THE inquest into the death of a man who struggled with his mental health for most of his life is to become a catalyst for improving services to other people facing similar challenges and their families in North Wales.

Peter Welsby, 44, died at home in Maesgwyn, Kinmel Bay, on Saturday, August 5, 2022.

The cause of death was pneumonia but, due to Mr Welsby's history of alcohol misuse and mental health issues, it was decided that an inquest into his death was needed.

That inquest resumed and was concluded by Senior Coroner for North Wales East and Central John Gittins at County Hall, Ruthin, on Thursday (February 15).

Mr Welsby was the youngest of six children originally from the Culcheth area of Warrington.

When he was young the family moved to Kinmel Bay after his mother was advised to move close to the sea for her health.

At the age of 15, due in part to his mother's death and an incident in which he was stabbed, he began experiencing mental health problems that, the inquest heard, he self-medicated with alcohol.

The inquest was attended by three of Peter's siblings, including his sister, retired nurse Jane Collinson.

They had concerns about their brother's treatment for his mental health in the years prior to his death.

Some of these concerns were allayed during the inquest, such as Mrs Collinson's feeling that her brother would die if he wasn't given detox and rehab treatment as a matter of urgency.

"He was so ill."

"I could see him fading away before my eyes," she told the inquest.

"I thought the only thing that might have saved his life was detox and rehab, and that would have to be quite fast, and that was just not forthcoming."

Later she expressed the frustration her family felt.

"What do you do?

"Do you actually have to go and kill someone to get mental health treatment and support?
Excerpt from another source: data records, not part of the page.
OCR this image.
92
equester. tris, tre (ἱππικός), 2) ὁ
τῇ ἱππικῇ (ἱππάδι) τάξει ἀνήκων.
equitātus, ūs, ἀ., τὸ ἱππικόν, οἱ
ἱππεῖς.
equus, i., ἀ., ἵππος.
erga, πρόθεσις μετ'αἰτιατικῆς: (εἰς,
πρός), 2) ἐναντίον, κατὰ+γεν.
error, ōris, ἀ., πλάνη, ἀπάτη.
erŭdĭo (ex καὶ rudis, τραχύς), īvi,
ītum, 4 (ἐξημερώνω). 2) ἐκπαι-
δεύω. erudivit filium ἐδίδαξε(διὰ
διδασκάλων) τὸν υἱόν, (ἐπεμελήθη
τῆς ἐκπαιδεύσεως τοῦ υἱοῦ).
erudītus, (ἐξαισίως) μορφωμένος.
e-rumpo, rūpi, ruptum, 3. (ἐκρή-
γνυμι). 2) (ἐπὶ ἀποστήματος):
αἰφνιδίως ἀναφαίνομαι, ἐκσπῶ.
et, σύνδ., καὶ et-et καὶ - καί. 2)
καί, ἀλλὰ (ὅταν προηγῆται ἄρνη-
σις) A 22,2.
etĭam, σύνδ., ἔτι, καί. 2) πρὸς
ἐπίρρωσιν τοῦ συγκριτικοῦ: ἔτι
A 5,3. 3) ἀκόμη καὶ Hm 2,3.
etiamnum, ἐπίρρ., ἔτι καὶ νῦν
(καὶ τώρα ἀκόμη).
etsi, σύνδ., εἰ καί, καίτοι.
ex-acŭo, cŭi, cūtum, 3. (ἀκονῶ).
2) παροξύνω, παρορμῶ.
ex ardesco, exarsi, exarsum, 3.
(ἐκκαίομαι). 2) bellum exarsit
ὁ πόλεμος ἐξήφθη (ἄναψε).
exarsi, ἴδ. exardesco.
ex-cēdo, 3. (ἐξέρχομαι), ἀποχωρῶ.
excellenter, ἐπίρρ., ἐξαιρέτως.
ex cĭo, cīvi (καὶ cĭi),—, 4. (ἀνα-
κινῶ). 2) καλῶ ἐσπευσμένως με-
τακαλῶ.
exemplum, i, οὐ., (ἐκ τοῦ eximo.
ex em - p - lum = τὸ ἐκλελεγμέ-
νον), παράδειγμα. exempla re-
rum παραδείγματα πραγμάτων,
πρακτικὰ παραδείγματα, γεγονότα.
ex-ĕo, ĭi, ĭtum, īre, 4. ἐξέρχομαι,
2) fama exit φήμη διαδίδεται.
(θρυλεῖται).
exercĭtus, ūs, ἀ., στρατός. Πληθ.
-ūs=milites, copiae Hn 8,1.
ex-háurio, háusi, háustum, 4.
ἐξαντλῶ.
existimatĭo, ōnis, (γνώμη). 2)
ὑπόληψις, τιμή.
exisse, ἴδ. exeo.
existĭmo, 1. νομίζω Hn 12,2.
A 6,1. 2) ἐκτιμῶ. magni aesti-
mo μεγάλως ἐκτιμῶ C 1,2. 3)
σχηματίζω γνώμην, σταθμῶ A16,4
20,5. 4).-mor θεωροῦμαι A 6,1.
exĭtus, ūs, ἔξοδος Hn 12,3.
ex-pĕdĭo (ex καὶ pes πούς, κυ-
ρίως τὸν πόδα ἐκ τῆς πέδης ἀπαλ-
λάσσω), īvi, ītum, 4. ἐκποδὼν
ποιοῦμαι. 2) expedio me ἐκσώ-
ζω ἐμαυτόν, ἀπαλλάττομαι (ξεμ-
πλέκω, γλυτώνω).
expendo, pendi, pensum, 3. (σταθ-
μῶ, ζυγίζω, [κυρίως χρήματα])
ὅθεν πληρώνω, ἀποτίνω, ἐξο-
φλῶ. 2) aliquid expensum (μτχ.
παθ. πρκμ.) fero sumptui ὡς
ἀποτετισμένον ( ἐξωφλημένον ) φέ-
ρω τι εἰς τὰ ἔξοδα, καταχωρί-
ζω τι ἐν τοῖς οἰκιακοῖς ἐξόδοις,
"That is what this county has become."

"I had looked after Peter since I was 18.

"My question is how do you get help? That is what I've been asking for 25 f****ing years."

The coroner said this was a common experience for families, perhaps more so for those without a medical background.

However, during the inquest, Mrs Collinson said she had taken some comfort from learning that her brother's liver disease, resulting from his alcohol use, would likely not have proved fatal if not for his bout of pneumonia.

Another concern, which was sympathised with by Mr Gittins, was a feeling that her brother's alcohol issues were prioritised over his mental health.

Three representatives of Betsi Cadwalader University Health Board's Substance Misuse Services (SMS) - Head of Nursing Sean Gallagher, Clinical Operational Manager Lisa Wright, and Interim Director of Mental Health and Learning Disabilities Iain Wilkie - appeared as witnesses.

They were able to reassure Mrs Collinson that Peter was being prioritised for mental health treatment in the months before he died.

However, they admitted there had been a slight delay as, due to living on the border between counties, he was referred to Conwy rather than Denbighshire.

What the witnesses did accept though was that families of patients should be involved more in decisions, support and treatment.

Mrs Wright invited Mrs Collinson to speak about the family's experiences at training sessions with a view of improving services.

She said: "This is what we need to learn from."

Joking about Mrs Collinson swearing in his court, Mr Gittins said that as "the mouthy one" in the family she might be best placed to work with SMS in North Wales to make a real difference.

He said that the system isn't perfect and that, due to pressures on services, those working at the frontline where often doing so with "one hand tied behind their back".

But he agreed "families need to be kept in the loop".

Mr Wilkie said it was a "fantastic opportunity to learn" and the inquest drew to a close with the family and health professionals exchanging contact details.

Ending the inquest, Mr Gittins recorded a conclusion of an alcohol-related death.